In summary, the routine administration of Rh immune globulin to Rh-negative women at risk has decreased the incidence of isoimmunization from 13 per cent to less than 2 per cent. Studies have shown that with the antepartum administration of 300 micrograms of Rh immune globulin to all Rh-negative women the incidence can be decreased still further to 0.07 per cent.
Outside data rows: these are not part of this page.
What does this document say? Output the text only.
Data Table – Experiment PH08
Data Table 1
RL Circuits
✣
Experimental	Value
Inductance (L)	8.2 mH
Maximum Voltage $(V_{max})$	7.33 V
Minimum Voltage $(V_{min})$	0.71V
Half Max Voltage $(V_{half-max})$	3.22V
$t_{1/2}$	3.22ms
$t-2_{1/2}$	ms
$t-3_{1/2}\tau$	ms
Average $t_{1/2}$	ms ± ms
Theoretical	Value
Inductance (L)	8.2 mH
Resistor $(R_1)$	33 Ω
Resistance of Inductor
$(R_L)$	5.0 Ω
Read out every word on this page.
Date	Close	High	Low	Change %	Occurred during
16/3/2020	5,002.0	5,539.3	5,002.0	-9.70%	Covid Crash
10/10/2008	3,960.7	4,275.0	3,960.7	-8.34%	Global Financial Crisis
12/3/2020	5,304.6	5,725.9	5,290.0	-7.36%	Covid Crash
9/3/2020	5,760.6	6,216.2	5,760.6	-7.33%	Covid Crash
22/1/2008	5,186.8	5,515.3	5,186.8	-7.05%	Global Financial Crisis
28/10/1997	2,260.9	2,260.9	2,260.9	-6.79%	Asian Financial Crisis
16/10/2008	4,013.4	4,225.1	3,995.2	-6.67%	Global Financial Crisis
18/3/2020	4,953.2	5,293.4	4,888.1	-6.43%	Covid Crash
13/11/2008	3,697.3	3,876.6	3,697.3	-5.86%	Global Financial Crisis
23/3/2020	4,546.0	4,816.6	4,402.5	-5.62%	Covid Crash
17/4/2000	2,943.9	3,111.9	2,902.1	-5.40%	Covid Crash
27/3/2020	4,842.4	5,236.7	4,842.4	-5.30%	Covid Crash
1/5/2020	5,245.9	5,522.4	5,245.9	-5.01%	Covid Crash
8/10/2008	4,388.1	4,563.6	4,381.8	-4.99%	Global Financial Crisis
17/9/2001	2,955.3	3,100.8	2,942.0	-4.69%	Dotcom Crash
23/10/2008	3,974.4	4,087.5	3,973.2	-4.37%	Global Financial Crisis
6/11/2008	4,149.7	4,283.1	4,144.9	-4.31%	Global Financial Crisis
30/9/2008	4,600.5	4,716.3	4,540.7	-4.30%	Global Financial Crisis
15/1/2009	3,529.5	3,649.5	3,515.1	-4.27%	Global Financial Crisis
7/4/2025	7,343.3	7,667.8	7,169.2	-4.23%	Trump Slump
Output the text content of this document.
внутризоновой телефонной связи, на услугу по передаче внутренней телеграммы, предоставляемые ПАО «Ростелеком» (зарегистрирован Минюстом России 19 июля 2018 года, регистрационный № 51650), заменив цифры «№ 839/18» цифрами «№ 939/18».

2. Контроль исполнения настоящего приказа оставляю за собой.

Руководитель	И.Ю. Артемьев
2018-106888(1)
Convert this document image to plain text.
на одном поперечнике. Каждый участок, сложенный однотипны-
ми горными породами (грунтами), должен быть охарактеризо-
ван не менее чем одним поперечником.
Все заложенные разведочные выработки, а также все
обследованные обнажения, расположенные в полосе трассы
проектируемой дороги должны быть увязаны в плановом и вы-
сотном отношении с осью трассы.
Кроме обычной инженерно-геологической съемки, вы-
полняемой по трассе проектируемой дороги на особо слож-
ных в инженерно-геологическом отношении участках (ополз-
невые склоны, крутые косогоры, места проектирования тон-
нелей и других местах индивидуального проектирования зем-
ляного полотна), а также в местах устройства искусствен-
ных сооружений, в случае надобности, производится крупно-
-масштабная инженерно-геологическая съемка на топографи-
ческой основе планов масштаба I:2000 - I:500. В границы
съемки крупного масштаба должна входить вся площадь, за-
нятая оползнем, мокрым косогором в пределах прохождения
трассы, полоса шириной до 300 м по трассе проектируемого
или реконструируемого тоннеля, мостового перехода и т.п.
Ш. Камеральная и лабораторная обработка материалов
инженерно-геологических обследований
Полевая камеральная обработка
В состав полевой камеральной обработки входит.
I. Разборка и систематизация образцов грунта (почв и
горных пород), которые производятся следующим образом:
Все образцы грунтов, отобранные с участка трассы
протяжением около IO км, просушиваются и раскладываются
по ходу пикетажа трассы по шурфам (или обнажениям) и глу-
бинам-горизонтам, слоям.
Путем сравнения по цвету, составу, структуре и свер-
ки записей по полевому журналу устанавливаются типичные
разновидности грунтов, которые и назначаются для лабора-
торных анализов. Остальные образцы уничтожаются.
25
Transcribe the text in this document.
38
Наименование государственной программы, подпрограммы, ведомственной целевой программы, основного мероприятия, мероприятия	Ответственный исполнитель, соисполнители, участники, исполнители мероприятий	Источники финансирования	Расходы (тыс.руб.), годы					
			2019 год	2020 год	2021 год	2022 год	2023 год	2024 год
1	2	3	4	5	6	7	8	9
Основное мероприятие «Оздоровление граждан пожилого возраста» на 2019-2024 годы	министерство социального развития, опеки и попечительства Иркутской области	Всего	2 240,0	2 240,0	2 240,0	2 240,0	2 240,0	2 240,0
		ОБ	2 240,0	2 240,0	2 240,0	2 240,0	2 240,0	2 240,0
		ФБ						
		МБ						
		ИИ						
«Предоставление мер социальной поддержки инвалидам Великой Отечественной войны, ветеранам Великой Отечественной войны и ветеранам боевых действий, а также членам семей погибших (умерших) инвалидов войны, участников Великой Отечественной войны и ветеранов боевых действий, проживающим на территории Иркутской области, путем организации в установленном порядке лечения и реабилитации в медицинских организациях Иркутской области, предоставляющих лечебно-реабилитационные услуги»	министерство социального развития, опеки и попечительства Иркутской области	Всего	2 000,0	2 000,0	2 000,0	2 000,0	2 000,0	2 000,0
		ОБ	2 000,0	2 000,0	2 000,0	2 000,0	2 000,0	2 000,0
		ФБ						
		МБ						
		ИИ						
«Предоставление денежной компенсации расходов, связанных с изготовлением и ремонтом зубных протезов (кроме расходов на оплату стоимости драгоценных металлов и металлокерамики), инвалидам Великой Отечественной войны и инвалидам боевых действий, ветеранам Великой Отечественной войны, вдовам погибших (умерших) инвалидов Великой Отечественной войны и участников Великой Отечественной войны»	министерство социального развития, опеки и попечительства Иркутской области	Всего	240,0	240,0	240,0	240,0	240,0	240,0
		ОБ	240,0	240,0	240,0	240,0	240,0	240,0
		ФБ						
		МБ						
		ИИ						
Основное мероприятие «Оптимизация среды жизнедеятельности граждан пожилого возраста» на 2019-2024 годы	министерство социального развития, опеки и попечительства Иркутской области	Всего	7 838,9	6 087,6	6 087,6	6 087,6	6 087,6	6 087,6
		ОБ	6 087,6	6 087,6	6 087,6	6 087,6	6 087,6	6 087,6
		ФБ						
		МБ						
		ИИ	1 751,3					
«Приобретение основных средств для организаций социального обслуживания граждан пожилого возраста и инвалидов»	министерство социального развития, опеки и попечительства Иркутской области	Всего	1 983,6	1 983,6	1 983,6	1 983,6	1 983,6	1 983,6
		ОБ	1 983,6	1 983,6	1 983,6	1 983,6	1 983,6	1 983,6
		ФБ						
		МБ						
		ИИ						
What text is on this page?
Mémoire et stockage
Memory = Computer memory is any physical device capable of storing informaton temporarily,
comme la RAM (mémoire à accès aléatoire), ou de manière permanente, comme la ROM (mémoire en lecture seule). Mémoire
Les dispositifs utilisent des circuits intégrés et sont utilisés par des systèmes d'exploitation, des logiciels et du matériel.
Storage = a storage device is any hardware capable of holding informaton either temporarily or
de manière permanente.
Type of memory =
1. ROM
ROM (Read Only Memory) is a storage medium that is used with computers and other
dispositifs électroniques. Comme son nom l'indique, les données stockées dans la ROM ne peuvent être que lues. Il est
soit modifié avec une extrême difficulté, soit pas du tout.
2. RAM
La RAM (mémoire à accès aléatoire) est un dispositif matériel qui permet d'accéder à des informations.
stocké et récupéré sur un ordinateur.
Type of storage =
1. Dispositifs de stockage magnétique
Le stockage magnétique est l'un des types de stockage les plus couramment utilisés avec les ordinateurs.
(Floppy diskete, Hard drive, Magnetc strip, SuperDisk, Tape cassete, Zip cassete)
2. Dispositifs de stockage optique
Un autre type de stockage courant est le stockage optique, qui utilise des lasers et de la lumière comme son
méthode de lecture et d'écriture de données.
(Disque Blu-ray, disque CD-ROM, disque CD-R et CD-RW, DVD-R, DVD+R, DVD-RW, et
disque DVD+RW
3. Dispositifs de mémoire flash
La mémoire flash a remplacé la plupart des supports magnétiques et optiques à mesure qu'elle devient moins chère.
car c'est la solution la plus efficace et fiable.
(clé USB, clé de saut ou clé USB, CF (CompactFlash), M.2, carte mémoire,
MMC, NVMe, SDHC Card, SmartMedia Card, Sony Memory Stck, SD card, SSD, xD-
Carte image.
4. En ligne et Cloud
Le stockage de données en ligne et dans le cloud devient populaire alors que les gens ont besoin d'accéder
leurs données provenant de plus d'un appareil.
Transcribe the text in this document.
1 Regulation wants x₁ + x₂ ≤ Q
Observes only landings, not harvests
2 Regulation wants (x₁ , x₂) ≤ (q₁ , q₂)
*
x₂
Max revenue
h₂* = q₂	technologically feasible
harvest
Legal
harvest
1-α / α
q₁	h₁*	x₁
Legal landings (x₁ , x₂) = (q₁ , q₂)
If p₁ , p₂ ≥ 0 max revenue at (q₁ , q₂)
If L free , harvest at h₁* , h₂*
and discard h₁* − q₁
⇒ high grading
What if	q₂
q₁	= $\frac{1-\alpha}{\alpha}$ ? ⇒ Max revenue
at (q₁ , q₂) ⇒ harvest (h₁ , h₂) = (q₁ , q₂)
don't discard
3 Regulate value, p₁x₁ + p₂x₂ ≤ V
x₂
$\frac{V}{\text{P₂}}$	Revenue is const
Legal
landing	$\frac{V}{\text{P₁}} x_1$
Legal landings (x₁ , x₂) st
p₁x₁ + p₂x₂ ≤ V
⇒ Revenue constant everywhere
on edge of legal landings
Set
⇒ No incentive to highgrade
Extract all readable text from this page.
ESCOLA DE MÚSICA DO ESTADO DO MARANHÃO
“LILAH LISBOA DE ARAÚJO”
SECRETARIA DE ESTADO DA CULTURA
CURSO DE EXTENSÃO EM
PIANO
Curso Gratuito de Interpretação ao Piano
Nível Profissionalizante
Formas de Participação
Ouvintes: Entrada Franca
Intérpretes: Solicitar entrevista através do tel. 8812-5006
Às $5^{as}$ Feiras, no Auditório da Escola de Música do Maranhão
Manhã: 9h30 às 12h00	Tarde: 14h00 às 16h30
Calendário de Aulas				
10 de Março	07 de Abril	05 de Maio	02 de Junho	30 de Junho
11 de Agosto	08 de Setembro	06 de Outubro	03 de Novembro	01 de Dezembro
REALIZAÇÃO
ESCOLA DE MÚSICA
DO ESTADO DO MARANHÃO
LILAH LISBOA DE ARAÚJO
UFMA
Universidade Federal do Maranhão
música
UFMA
Careful attention must be paid to all possible antepartum sensitizing situations, such as vaginal bleeding, premature labor, amniocenteses, and extrauterine manipulations. Cost-benefit analyses do show that benefits justify the extra expense of +35 to +40 per injection. The benefits and costs of routine Du typing versus its elimination for more sensitive testing remains somewhat controversial at this point.
总之,对有风险的Rh阴性女性常规给予Rh免疫球蛋白已将同种免疫的发生率从13%降至不到2%。研究表明,对所有Rh阴性女性在产前给予300微克Rh免疫球蛋白,发生率可进一步降至0.07%。必须密切关注所有可能的产前致敏情况,如阴道出血、早产、羊膜穿刺术和宫外操作。成本效益分析确实表明,效益证明每次注射额外增加35至40的费用是合理的。目前,常规进行Du血型检测与取消该检测以进行更敏感检测的效益和成本仍存在一定争议。